Trapp is significantly above this threshold, but unlike the first chart his passing share under Berhalter doesn’t show the same sort of separation from previous coaches. In fact, it was under Warzycha that Trapp played the most prominent role. During last year’s 2-0 victory over New York, Trapp completed 20% of the Crew’s passes. While his passing share under Berhalter is higher than it was under Bliss, there’s something else going on than simply “Trapp is playing a more prominent role.”
To get more context, lets look at the passing figures for the Crew as a whole – both how many passes are made, and how accurate they are:
In fact, the increased numbers that we’re seeing from Trapp are echoed by the team as a whole. The entire roster is completing more passes, and doing so more accurately, than they did last season under either Robert Warzycha or Brian Bliss.
This isn’t to say that Trapp’s role on the team is unimportant. He deserves every plaudit that comes his way, for he is filling the role of holding midfielder as well as any player in Crew history – including club legends like Brian Carroll. Unfortunately, those comparisons are harder to make numerically because the league only launched the Golazo service late last season.
I write this post, then, for two reasons:
First, to argue that Trapp’s significance to the Crew has not come from nowhere this season – by some measures he was just as important last year. He may be playing a slightly different role under Berhalter, but he was also effective under Warzycha’s and Bliss’ systems.

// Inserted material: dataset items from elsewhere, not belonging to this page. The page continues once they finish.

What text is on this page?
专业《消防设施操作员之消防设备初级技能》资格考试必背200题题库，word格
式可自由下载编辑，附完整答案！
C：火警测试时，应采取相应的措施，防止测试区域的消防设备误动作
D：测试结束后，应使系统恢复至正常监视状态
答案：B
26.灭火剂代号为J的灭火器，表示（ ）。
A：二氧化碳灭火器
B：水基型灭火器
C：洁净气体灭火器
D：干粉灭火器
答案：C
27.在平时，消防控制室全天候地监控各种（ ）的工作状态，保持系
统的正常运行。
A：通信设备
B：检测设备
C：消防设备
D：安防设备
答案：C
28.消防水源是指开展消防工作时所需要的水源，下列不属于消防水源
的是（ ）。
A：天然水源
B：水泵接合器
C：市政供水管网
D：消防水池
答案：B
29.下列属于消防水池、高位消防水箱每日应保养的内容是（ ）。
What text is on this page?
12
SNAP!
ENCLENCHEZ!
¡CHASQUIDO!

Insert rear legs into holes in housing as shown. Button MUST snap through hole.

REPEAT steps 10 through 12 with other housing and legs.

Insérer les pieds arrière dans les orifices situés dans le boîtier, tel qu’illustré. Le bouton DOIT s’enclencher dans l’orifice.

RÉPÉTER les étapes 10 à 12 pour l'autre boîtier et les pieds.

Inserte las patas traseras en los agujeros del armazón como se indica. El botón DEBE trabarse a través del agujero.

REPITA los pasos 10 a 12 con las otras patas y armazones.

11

Second, the turnaround that the Crew have shown through the first five games is more of a case that a rising tide lifts all boats. Between Berhalter’s new system, improved performances by returning players and a few very talented additions, the Crew appear to be enjoying a virtuous cycle – many improvements are coming together to produce significantly better results that go beyond any one player – even one whose effectiveness goes back to his first game in Black and Gold.